As secas e geadas ocorridas neste ano têm prejudicado a produção de milho no país. Diante disto, a solução para evitar o desabastecimento tem sido a compra do grão no mercado internacional. Mas, com a queda da produção, veio a alta dos preços e a alternativa para que os criatórios brasileiros não sofram com o desabastecimento é um decreto do governo federal para reduzir a zero a alíquota de contribuição do PIS e Cofins para importação de milho. A informação foi antecipada pelo vice-presidente da Frente Parlamentar da Agropecuária (FPA), deputado Evair de Melo (PP-ES), após reunião com a equipe do Ministério da Economia, nesta quinta-feira (16).
A sinalização de que o setor de produção de proteína animal sofreria com a falta de milho foi feita pelo próprio deputado Evair de Mello, ainda no mês de agosto. Segundo o parlamentar, “muitas regiões do Brasil sofreram com as intempéries climáticas, o que tem gerado desequilíbrio na produção”.
O deputado disse que com a redução da alíquota sobre a importação do grão, “o setor agropecuário poderá seguir produzindo e o país poderá continuar trabalhando, sem a escassez de milho e, consequentemente, sem o desabastecimento de proteína animal”.
Principal matéria-prima de vários pratos da culinária típica brasileira, como canjica, cuscuz, polenta, angu, mingaus, pamonhas e cremes, entre outros, como bolos e pipoca, o milho é um alimento com alto potencial energético devido ao seu importante teor de amido.
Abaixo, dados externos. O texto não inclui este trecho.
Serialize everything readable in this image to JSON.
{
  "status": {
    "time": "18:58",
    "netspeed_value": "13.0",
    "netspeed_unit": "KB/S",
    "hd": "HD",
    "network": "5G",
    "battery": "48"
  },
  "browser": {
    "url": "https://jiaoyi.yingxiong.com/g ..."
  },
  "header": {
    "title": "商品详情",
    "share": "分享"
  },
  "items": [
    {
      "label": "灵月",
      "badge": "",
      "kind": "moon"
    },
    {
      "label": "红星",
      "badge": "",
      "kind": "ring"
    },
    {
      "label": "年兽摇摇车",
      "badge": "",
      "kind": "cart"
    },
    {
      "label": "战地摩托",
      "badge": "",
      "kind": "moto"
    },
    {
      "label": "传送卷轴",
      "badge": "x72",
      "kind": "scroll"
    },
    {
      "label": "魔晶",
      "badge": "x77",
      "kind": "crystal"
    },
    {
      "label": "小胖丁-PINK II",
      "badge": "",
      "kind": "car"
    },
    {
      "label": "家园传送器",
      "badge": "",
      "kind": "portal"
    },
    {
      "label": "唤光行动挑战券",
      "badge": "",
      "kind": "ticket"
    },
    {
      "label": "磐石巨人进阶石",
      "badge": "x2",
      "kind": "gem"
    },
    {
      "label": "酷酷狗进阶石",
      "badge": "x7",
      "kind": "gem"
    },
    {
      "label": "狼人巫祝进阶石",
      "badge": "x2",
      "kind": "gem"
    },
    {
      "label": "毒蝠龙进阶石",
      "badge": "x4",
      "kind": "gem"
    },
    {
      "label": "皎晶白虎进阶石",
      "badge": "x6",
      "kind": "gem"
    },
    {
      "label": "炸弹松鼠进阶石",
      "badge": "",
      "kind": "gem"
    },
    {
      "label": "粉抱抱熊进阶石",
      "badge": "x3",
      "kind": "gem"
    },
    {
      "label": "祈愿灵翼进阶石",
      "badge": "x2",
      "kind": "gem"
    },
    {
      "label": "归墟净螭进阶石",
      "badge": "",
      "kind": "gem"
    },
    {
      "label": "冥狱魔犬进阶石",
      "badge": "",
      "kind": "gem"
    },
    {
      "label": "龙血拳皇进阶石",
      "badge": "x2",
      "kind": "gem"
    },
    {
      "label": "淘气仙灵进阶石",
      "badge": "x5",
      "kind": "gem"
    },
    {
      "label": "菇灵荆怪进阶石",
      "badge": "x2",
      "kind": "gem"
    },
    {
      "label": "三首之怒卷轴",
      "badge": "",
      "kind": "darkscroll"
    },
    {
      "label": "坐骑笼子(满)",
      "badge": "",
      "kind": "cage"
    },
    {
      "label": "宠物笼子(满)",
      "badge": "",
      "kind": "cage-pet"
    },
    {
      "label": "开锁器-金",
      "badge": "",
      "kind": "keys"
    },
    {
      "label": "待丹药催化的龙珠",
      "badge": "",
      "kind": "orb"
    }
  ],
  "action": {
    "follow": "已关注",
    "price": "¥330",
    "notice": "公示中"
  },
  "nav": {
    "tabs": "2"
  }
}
Além disso, o grão é utilizado na alimentação animal, principalmente na avicultura e suinocultura, sendo também consumido pela indústria para diversos fins.
Seu uso industrial não se restringe a alimentos. O milho é largamente utilizado na produção de espessantes e colantes, na produção de óleos, papel, remédios, roupas tintas. O cereal é usado em mais de 150 diferentes produtos.